A progressive learning framework based on single-instance annotation for weakly supervised object detection

摘要

Fully-supervised object detection (FSOD) and weakly-supervised object detection (WSOD) are two extremes in the field of object detection. The former relies entirely on detailed bounding-box annotations while the later discards them completely. To balance these two extremes, we propose to make use of the so-called single-instance annotations, i.e., all images that contain only a single object are labeled with the corresponding bounding-boxes. By using such instance annotations of the simplest images, we propose a progressive learning framework that integrates image-level learning, single-instance learning, and multi-instance learning into an end-to-end network. Specifically, our framework is composed of three parallel streams that share a proposal feature extractor. The first stream is supervised by image-level annotations, which provides global information of all training data for the shared feature extractor.
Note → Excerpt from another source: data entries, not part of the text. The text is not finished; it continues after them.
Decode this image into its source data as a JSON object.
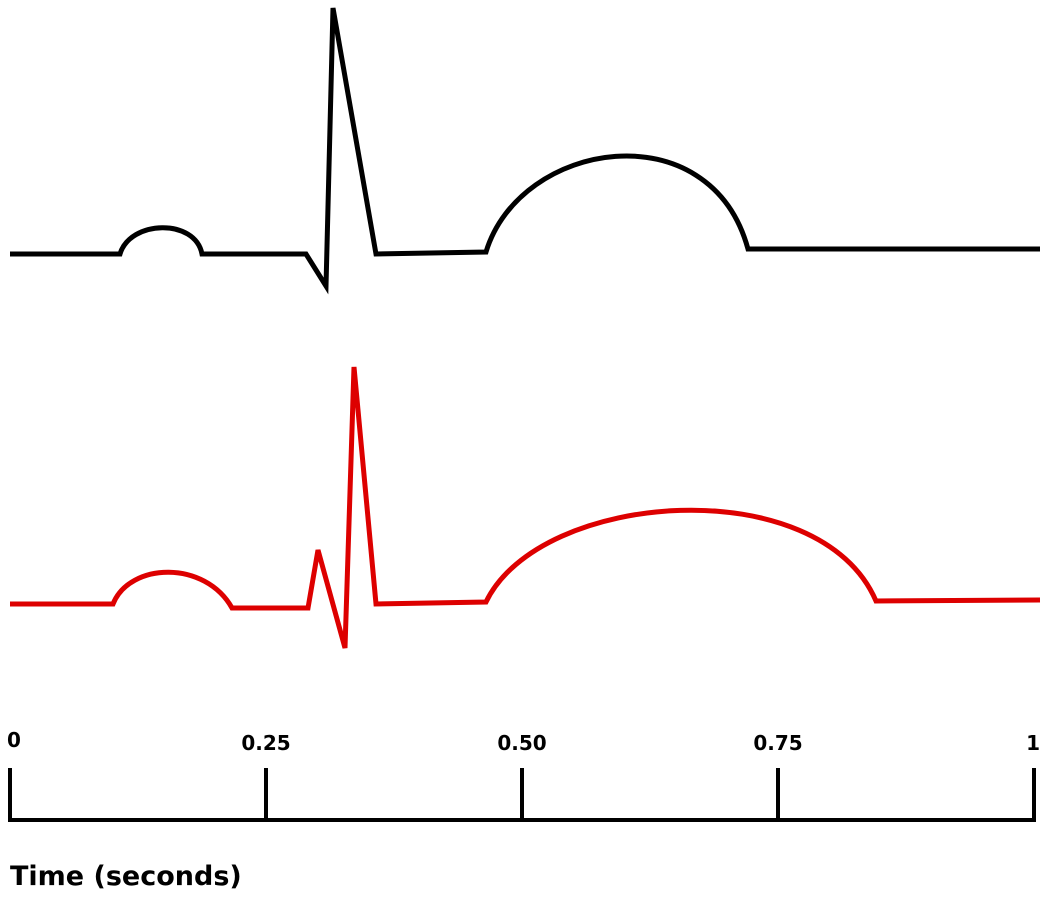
{
  "axis": {
    "title": "Time (seconds)",
    "ticks": [
      {
        "value": 0,
        "label": "0"
      },
      {
        "value": 0.25,
        "label": "0.25"
      },
      {
        "value": 0.5,
        "label": "0.50"
      },
      {
        "value": 0.75,
        "label": "0.75"
      },
      {
        "value": 1,
        "label": "1"
      }
    ]
  },
  "traces": [
    {
      "id": "top",
      "color": "#000000"
    },
    {
      "id": "bottom",
      "color": "#dd0000"
    }
  ]
}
The second stream is supervised by single-instance annotations to bridge the features learning gap between the image level and instance level. To further learn from complex images, we propose an overlap-based instance mining algorithm to mine pseudo multi-instance annotations from the detection results of the second stream, and use them to supervise the third stream. Our method achieves a trade-off between the detection accuracy and annotation cost. Extensive experiments demonstrate the effectiveness of our proposed method on the PASCAL VOC and MS-COCO dataset, implying that a few single-instance annotations can improve the detection performance of WSOD significantly (more than 10%) and reduce the average annotation cost of FSOD greatly (more than 5 times).